The process of getting a glider up in the air and releasing it to soar is very exact. Wind conditions have to be just right before Ben, the pilot in command (PIC), pulls the release lever freeing him from the tow plane at about 3,000 feet. At that point, “The glider turns to the right and the tow plane turns to the left so there’s no chance of hitting each other,” said Ben.

Once he’s free from the tow plane Ben’s on his own. “I look everything over, do some 360-degree circles and decide how high I am,” Ben said. After a few minutes and at 1,000 feet he heads toward the airport. “I’ll be at 600 feet when I’m across the landing strip.”

Then it’s time to gently land the aircraft. Asked if he’s ever had a bad landing Ben said no. After touchdown it’s time to clear the runway and position the planes for the next flight.

Depending on atmospheric conditions and how tired everyone is, Debbie said they make between four and five flights comfortably in a day at the Schellville Airport.

The Prestens are a very close family with each one supporting the other in their respective goals. As for Ben’s attending Hanna High School, a campus known for helping boys with difficult issues, Debbie said Ben had been struggling at public school and he’s been attending Hanna for the past eight months. “The small class size has helped him feel more comfortable with his education. He loves it and we couldn’t be happier with him being there.”         The support the family has had from friends, relatives and both local airports has been a tremendous factor in the Presten boys’ successes. Hanna Boys Center Director Father John Crews attended Ben’s first solo flight. Chris Prevost, pilot and owner of Schellville Airport; and flight instructor Andy Smith of Skypark Airport are just a few of those who have put a lot of time and effort into making sure the young pilots reach their goals.

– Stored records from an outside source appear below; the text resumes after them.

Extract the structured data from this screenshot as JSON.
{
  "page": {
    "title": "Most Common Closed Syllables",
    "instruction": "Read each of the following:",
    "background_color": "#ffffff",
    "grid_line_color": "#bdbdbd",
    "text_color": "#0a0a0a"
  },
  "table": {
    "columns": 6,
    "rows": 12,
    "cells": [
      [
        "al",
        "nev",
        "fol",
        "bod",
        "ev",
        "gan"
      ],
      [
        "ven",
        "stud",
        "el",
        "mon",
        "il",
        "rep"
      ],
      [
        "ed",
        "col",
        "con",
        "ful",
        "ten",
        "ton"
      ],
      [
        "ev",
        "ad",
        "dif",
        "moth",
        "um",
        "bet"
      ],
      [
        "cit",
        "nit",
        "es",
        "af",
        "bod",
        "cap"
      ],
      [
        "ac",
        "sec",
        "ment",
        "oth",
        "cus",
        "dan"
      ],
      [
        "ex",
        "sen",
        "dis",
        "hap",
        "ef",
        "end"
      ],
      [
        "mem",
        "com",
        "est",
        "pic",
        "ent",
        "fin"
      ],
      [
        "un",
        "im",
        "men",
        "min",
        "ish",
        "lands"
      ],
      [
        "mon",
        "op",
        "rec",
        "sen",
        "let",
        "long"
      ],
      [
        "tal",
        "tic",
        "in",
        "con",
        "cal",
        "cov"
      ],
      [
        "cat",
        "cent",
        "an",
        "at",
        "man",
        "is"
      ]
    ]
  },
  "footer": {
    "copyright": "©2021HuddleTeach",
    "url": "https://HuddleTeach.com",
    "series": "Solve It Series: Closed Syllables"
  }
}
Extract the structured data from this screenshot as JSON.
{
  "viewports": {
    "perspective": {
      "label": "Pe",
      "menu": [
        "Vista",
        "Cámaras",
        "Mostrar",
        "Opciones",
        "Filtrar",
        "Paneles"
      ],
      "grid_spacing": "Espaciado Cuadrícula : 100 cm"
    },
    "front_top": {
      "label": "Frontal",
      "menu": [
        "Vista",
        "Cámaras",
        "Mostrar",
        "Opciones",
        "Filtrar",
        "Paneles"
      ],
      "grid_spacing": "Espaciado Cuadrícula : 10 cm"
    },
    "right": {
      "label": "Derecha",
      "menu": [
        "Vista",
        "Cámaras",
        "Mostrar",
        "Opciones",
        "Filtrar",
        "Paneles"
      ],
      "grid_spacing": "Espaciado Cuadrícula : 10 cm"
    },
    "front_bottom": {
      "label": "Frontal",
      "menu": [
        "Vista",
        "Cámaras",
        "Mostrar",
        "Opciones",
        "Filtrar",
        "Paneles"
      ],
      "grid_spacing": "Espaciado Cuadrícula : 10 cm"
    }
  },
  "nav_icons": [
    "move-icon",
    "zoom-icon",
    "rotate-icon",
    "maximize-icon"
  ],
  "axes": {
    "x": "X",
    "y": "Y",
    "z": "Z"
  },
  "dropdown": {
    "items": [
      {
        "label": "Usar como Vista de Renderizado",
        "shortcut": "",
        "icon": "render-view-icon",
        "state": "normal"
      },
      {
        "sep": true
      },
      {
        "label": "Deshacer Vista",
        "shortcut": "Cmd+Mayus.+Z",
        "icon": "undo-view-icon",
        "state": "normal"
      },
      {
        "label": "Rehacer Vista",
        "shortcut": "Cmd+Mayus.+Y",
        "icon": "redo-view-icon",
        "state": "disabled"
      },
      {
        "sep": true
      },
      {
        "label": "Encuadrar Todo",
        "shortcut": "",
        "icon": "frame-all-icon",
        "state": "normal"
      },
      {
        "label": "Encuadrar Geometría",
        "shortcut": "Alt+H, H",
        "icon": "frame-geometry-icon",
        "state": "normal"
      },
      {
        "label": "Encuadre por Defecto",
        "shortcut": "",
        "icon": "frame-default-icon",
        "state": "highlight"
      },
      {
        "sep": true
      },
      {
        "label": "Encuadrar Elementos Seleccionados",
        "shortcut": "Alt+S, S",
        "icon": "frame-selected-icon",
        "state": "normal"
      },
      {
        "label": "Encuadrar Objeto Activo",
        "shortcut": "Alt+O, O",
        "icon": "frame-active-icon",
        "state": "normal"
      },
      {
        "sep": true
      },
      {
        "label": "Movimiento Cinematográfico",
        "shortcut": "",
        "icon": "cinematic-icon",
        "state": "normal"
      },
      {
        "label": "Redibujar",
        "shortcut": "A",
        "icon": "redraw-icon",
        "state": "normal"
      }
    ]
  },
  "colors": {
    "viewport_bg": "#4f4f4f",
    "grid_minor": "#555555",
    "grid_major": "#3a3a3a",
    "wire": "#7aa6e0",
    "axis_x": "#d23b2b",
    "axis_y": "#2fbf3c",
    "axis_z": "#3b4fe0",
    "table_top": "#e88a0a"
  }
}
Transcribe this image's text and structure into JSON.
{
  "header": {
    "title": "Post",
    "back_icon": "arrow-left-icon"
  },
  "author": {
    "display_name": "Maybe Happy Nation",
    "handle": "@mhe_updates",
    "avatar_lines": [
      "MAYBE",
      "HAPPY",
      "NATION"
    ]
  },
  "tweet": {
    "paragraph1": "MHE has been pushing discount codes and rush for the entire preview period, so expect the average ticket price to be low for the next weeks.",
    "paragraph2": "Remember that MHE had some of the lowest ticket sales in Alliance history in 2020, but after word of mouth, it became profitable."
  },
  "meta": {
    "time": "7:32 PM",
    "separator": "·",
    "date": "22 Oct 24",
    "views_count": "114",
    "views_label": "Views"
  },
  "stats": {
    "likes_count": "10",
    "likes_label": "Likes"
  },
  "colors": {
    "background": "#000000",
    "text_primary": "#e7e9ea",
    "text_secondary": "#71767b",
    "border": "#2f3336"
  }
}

As for what’s next for this flying family, in 2013 Curtis will solo a powered airplane, a 1946 Aeronca Champ which is a high-wing, single-engine trainer; and two years from now Ben will fly one of three of the family’s planes, only one with a motor in it. At 17-years old both boys will get their pilot licenses and will continue flying the antique and classic airplanes the Prestens love. Curtis plans to join the United States Air Force and Ben wants to become a veterinarian and fly as a hobby.

In the meantime, the entire family participates in events all over the country when Debbie-a Napa schoolteacher-and the boys are all off for summer vacation. They will appear at the American Barnstormer Tours in North Dakota, Minnesota, Illinois and Iowa; at the Oshkosh Airventure in Oshkosh, Wisconsin; and at the Dream Machines Event in Half Moon Bay.

Eric, a professional writer and photographer, will bring along to sell, the latest of six books he’s written on airplanes, “Vintage Flyers III,” which contains 1,015 color photographs he has taken of vintage and antique aircraft all over the world.

In expressing their gratitude to the Sonoma community for their continued support, Eric said he and Debbie share the excitement their children feel about learning to fly, which would not have been possible without the tremendous encouragement of both airports in welcoming Ben and Curtis to the aviation world. Said Eric, “As they say, ‘it takes a village to raise a child,’ and these two villages have been very good for the Presten boys.”